La fabricación de gas lacrimógeno la realizan empresas, en su mayoría no reguladas, en todo el mundo; en ocasiones se trata de pequeños negocios con apenas información sobre sus actividades comerciales y sin políticas reconocidas sobre ética o derechos humanos. Algunos países sí aplican, en teoría, evaluaciones de riesgo a las exportaciones de gas lacrimógeno, pero aprueban prácticamente todas, excepto las más claramente controvertidas.
Las diferentes fuerzas policiales adoptan distintas reglas de intervención, en muchos casos muy alejadas de las normas y las orientaciones de la ONU. Si realmente siguieran buenas prácticas, en raras ocasiones emplearían gas lacrimógeno, que sólo debe utilizarse para dispersar una multitud en situaciones de violencia más generalizada, y únicamente cuando todos los demás medios han fracasado. Además, no debe emplearse en espacios cerrados o cuando las vías de salida están bloqueadas. Los cartuchos jamás deben dispararse directamente contra una persona, ya que esto puede provocarle lesiones graves o muerte.
En parte, el motivo de esta ambigüedad normativa es que el gas lacrimógeno es una incómoda excepción de los esfuerzos por controlar las armas químicas, y las armas en general. Aunque la Convención sobre las Armas Químicas prohíbe explícitamente su uso “como método de guerra”, el empleo de agentes de represión de disturbios (incluido el gas lacrimógeno) para el mantenimiento del orden está permitido “siempre que los tipos y cantidades de que se trate sean compatibles con esos fines”. Sin embargo, como la Convención no define en qué consiste el “mantenimiento del orden” ni ofrece orientación alguna sobre los “tipos” y las “cantidades”, queda a discreción de cada Estado su interpretación. El resultado es una amalgama de regímenes de control nacional, a menudo mal aplicados.

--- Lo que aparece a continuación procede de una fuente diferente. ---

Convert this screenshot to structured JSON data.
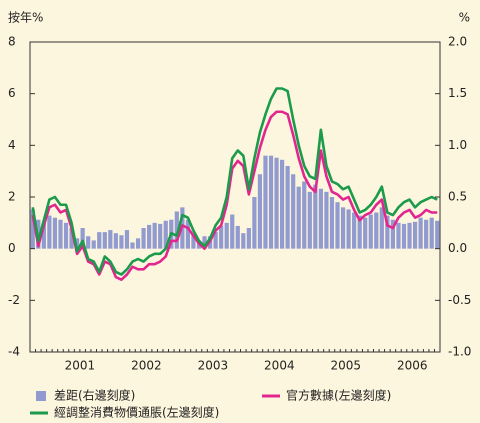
{
  "chart_data": {
    "type": "bar-line",
    "y_label": "按年%",
    "y2_label": "%",
    "categories": [
      null,
      null,
      null,
      null,
      null,
      null,
      null,
      null,
      null,
      "2001",
      null,
      null,
      null,
      null,
      null,
      null,
      null,
      null,
      null,
      null,
      null,
      "2002",
      null,
      null,
      null,
      null,
      null,
      null,
      null,
      null,
      null,
      null,
      null,
      "2003",
      null,
      null,
      null,
      null,
      null,
      null,
      null,
      null,
      null,
      null,
      null,
      "2004",
      null,
      null,
      null,
      null,
      null,
      null,
      null,
      null,
      null,
      null,
      null,
      "2005",
      null,
      null,
      null,
      null,
      null,
      null,
      null,
      null,
      null,
      null,
      null,
      "2006",
      null,
      null,
      null,
      null
    ],
    "ylim": [
      -4,
      8
    ],
    "yticks": [
      -4,
      -2,
      0,
      2,
      4,
      6,
      8
    ],
    "y2lim": [
      -1,
      2
    ],
    "y2ticks": [
      {
        "value": -1,
        "label": "-1.0"
      },
      {
        "value": -0.5,
        "label": "-0.5"
      },
      {
        "value": 0,
        "label": "0.0"
      },
      {
        "value": 0.5,
        "label": "0.5"
      },
      {
        "value": 1,
        "label": "1.0"
      },
      {
        "value": 1.5,
        "label": "1.5"
      },
      {
        "value": 2,
        "label": "2.0"
      }
    ],
    "grid": false,
    "legend": "bottom",
    "series": [
      {
        "name": "差距(右邊刻度)",
        "type": "bar",
        "axis": "y2",
        "color": "#929bd0",
        "values": [
          0.38,
          0.28,
          0.25,
          0.32,
          0.3,
          0.28,
          0.25,
          0.2,
          0.1,
          0.2,
          0.12,
          0.08,
          0.16,
          0.16,
          0.18,
          0.15,
          0.13,
          0.18,
          0.06,
          0.1,
          0.2,
          0.23,
          0.25,
          0.24,
          0.27,
          0.28,
          0.36,
          0.4,
          0.28,
          0.14,
          0.08,
          0.12,
          0.12,
          0.16,
          0.22,
          0.25,
          0.33,
          0.22,
          0.15,
          0.2,
          0.5,
          0.72,
          0.9,
          0.9,
          0.88,
          0.86,
          0.8,
          0.72,
          0.6,
          0.65,
          0.55,
          0.62,
          0.58,
          0.55,
          0.5,
          0.45,
          0.4,
          0.38,
          0.35,
          0.32,
          0.3,
          0.33,
          0.35,
          0.4,
          0.32,
          0.28,
          0.25,
          0.24,
          0.25,
          0.26,
          0.3,
          0.28,
          0.3,
          0.27
        ]
      },
      {
        "name": "官方數據(左邊刻度)",
        "type": "line",
        "color": "#e2268f",
        "values": [
          1.3,
          0.1,
          0.9,
          1.6,
          1.7,
          1.4,
          1.5,
          0.8,
          -0.2,
          0.1,
          -0.5,
          -0.6,
          -1.0,
          -0.5,
          -0.6,
          -1.1,
          -1.2,
          -1.0,
          -0.7,
          -0.8,
          -0.8,
          -0.6,
          -0.6,
          -0.5,
          -0.3,
          0.3,
          0.3,
          0.9,
          0.8,
          0.5,
          0.2,
          0.0,
          0.3,
          0.7,
          0.9,
          1.7,
          3.1,
          3.4,
          3.2,
          2.1,
          3.0,
          3.9,
          4.6,
          5.1,
          5.3,
          5.3,
          5.2,
          4.4,
          3.5,
          2.8,
          2.4,
          2.2,
          3.8,
          2.8,
          2.2,
          2.1,
          1.9,
          2.0,
          1.5,
          1.1,
          1.3,
          1.4,
          1.7,
          1.9,
          0.9,
          0.8,
          1.2,
          1.4,
          1.5,
          1.2,
          1.3,
          1.5,
          1.4,
          1.4
        ]
      },
      {
        "name": "經調整消費物價通脹(左邊刻度)",
        "type": "line",
        "color": "#1b9b4b",
        "values": [
          1.6,
          0.3,
          1.1,
          1.9,
          2.0,
          1.7,
          1.7,
          1.0,
          -0.1,
          0.3,
          -0.4,
          -0.5,
          -0.9,
          -0.3,
          -0.5,
          -0.9,
          -1.0,
          -0.8,
          -0.5,
          -0.4,
          -0.5,
          -0.3,
          -0.2,
          -0.2,
          0.0,
          0.6,
          0.5,
          1.3,
          1.2,
          0.7,
          0.3,
          0.1,
          0.4,
          0.9,
          1.2,
          2.0,
          3.5,
          3.8,
          3.6,
          2.3,
          3.5,
          4.5,
          5.2,
          5.8,
          6.2,
          6.2,
          6.1,
          5.0,
          4.0,
          3.2,
          2.8,
          2.7,
          4.6,
          3.2,
          2.6,
          2.5,
          2.3,
          2.4,
          1.9,
          1.4,
          1.5,
          1.7,
          2.0,
          2.4,
          1.4,
          1.3,
          1.6,
          1.8,
          1.9,
          1.6,
          1.8,
          1.9,
          2.0,
          1.9
        ]
      }
    ]
  }
}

Sin embargo, en medio de este caos normativo hay un rayo de esperanza. La ONU ha comenzado a realizar consultas sobre las medidas internacionales de control del comercio de mercancías que podrían utilizarse para tortura y otros malos tratos. Es fundamental que este marco incluya los agentes de represión de disturbios, incluido el gas lacrimógeno. Mientras se debate la normativa internacional, los Estados deben imponer sus propias restricciones, prohibiendo el comercio de gas lacrimógeno en los casos en que supone un claro peligro para los derechos humanos, y controlando estrictamente su uso en su territorio.
Cuando Hong Kong se prepara para una nueva oleada de protestas y la policía honkonesa se dispone a emprender nuevos operativos de represión, es más vital que nunca que haya una normativa internacional sobre el gas lacrimógeno, su composición, fabricación, comercio y uso. Si queremos poner fin a los abusos que se han visto en Hong Kong y en otros lugares del mundo, hay que abordar el gas lacrimógeno como lo que es: un arma potencialmente peligrosa —incluso letal— que se está comercializando y desplegando de forma irresponsable en todo el mundo.